Cofidis victime d’une concurrence accrue
Un troisième point pourrait être le management de Cédric Vasseur. Celui-ci n’est pas le nôtre, mais différents articles publiés sur le sujet, et notamment celui de L’Equipe en mars dernier, remettent en cause le management du Nordiste. Nous ne disposons pas de preuves pour valider ou infirmer cet article, mais force est de constater qu’en tant que directeur de l’équipe, l’échec de la relégation lui impute, et qu’il ait été écarté montre que les actionnaires l’ont lâché, mécontents de ses résultats.

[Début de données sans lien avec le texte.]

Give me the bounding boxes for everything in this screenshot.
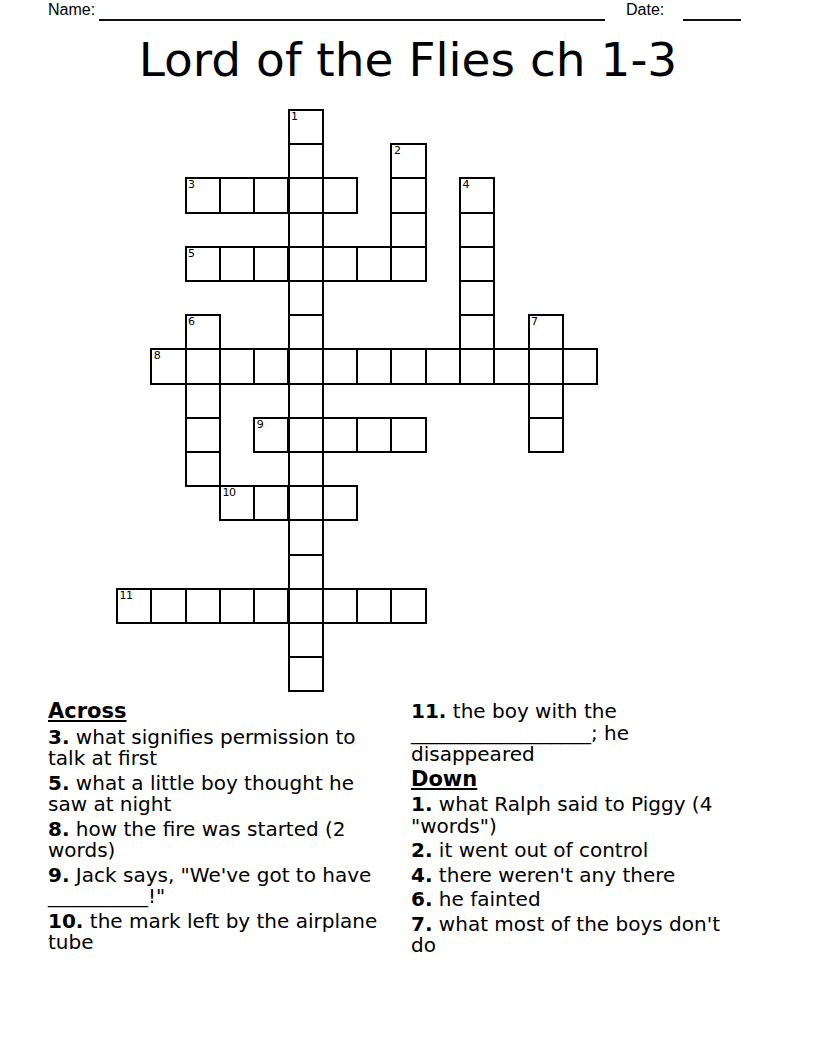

Enfin, comment ne pas évoquer tout simplement la concurrence et l’évolution du cyclisme moderne ? Avec un budget annuel de 25 M€ et le système fiscal français, Cofidis dispose d’un budget a priori confortable, dans les faits plutôt dans la moyenne basse du World Tour. Les budgets sont en augmentation perpétuelle, et 25 M€ en France ne valent pas 25 M€ aux Etats-Unis, en Suisse ou en Australie. Ce n’est pas assez, par exemple, pour conserver sa pépite Axel Zingle fin 2024. Bref, comme GFDJ, les Nordistes n’ont pas les armes pour lutter face aux super-teams sur le temps long, et c’est désormais en Pro Team qu’ils vont devoir se reconstruire. Et c’est peut-être un mal pour un bien. Tout d’abord parce que les actionnaires de l’équipe, le Crédit Mutuel (maison mère de Cofidis) a réitéré son soutien à la structure et à son nouveau directeur, Raphaël Jeune, en début de semaine. Ensuite, parce qu’avec la quasi-assurance d’être invitée sur toutes les courses WT majeures, Cofidis disposera d’un calendrier beaucoup plus souple et flexibles, et pourra mieux sélectionner ses courses, tout en évitant celles où elle a peu de chances. Rendez-vous dans 3 ans pour savoir si, oui ou non, Cofidis reviendra en World Tour comme Lotto et Premier Tech cette année. Et on parierait que oui. A suivre.